Les mathématiques n'ont pas besoin d'être produites
pour être là. L'esprit humain les découvre mais il ne les
crée pas. Le théorème de Fermat était vrai avant que
Fermat ne l'énonce et avant que Wiles ne le démontre
et Wiles n'aurait pas pu arriver à une autre conclusion.

> >> La plupart des scientifiques le pensent et le disent.
>
> > Citez-en juste un. Je veux dire un scientifique du
> > domaine, reconnu, et s'expliquant dans une revue

> > scientifique sérieuse et non pas dans un ouvrage


> > de vulgarisation. Citez-en juste un.
>

> Georges Lemaître parle de commencement absolu.

Dans une revue scientifique sérieuse et en faisant
explicitement référence à un « avant ».

Comprenez-vous le concept de « revue
scientifique sérieuse » ?

> > Je n'ai pas entendu parler de déification.


> > Je ne pense pas avoir de coreligionnaires.
>

> Tu es de mauvaise foi. Le néo-darwinisme fait du hasard le créateur de


> l'information biologique nouvelle qui surgit au sein du monde.

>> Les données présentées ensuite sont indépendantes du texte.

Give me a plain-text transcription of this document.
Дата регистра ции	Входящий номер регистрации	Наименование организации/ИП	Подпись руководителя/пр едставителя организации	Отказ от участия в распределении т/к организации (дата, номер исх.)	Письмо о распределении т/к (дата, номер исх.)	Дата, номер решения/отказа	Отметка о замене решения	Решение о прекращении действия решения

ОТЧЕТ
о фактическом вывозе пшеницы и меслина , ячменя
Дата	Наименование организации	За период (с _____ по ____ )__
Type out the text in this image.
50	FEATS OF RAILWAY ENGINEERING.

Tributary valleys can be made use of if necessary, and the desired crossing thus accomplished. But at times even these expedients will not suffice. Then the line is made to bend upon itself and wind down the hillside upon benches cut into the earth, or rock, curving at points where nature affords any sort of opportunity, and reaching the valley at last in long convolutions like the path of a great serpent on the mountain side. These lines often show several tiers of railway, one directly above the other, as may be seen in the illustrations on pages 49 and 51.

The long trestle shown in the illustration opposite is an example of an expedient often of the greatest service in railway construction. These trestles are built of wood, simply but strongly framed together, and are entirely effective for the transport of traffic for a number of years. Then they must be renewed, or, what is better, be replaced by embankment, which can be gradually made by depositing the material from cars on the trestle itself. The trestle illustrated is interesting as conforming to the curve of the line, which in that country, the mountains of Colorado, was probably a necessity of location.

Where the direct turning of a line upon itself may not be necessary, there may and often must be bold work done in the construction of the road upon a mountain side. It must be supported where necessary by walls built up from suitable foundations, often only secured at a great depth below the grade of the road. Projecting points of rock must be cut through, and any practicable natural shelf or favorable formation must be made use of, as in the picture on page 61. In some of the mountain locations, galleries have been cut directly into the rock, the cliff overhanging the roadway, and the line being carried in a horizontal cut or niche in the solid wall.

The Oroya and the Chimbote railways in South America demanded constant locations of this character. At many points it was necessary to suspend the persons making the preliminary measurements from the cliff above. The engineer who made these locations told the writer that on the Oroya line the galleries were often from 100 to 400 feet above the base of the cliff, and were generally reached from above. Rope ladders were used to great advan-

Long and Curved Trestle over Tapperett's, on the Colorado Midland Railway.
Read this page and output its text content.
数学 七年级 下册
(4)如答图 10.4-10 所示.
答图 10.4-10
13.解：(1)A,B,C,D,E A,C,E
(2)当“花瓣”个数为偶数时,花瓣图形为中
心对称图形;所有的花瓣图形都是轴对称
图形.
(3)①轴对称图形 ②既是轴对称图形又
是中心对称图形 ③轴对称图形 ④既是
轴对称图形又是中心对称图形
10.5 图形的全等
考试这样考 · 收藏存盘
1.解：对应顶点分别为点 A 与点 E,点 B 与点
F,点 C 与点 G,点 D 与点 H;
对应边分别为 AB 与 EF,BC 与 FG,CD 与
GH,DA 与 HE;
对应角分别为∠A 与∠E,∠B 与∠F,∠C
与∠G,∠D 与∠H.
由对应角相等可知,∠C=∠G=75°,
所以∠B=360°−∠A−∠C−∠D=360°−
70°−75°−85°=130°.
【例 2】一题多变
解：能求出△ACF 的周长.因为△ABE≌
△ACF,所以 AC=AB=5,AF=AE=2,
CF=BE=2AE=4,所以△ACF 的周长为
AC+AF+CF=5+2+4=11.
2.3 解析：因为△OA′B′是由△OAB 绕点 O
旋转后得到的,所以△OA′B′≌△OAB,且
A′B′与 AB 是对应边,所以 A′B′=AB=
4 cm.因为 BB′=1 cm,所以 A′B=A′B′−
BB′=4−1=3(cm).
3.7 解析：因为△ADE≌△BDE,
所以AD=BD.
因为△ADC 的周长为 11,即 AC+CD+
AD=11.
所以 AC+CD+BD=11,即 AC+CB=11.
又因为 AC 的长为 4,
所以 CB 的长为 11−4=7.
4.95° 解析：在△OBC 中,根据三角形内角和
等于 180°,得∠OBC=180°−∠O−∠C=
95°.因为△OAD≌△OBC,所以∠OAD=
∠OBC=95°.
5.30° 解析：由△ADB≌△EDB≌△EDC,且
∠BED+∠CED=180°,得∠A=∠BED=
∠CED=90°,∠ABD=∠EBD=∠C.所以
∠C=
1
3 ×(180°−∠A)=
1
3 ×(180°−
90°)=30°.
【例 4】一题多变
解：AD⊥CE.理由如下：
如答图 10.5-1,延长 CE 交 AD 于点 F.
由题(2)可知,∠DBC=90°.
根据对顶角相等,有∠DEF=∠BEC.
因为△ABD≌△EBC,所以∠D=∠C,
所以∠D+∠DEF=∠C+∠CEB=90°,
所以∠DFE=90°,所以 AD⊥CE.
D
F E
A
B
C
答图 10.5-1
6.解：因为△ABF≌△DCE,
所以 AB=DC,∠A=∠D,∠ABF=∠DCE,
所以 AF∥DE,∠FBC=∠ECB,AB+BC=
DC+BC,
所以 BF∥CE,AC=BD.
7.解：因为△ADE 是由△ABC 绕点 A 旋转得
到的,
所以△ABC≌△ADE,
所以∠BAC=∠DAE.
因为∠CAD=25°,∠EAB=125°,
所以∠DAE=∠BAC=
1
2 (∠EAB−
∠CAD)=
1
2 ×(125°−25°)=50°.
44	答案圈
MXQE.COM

Non. L'évolution est théoriquement possible
dans un monde complètement, déterministe.

> >> Évolution que je ne nie nullement.
>
> > Ah bon ? La création de toute les formes de vie
> > par Dieu était pourtant une jolie histoire.
>
> Un mâschâl, une image sensible et intelligible, une parabole.

Là, c'est moi qui vous invite à lire ce que certains
de vos coreligionnaires en disent.

> >> Ce que je nie c'est bien sûr l'explication
> >> métaphysique athée qu'en donne le néo-darwinisme.
>

> > Normal, c'est une explication physique, pas une

> > explication métaphysique.
>
> Bien sûr que non, personne n'a jamais prouvé que le hasard est créateur
> de nouvelles espèces.

Les théories synthétiques de l'évolution ne
disent pas que le hasard est créateur de
nouvelles espèces.

> >> Tu as le droit de tourner le dos à ce que l'esprit humain découvre
> >> lorsqu'il enquête sur les causes premières. Mais ce choix de l'ignorance
> >> et du refus de penser te conduit à adopter nolens volens des thèses

> >> métaphysiques irrationnelles. Que tu le veuilles ou non quand tu nies


> >> que la source du monde est hors du monde tu reconnais implicitement

> >> qu'elle est dans le monde. Et tu auras beau tempêter, dire que tu ne te
> >> prononces pas sur la question, la réalité de ta pensée c'est le postulat

> >> panthéiste qui la structure.


>
> > Je ne nie pas que la source du monde est hors
> > du monde, je dis que je ne crois pas que le monde

> > ait une source. Je pense qu'il « est » simplement.
>
> Ce que tu dis est contradictoire car être c'est posséder par soi-même
> toute l'information : celles des existants et celle de la source elle-même.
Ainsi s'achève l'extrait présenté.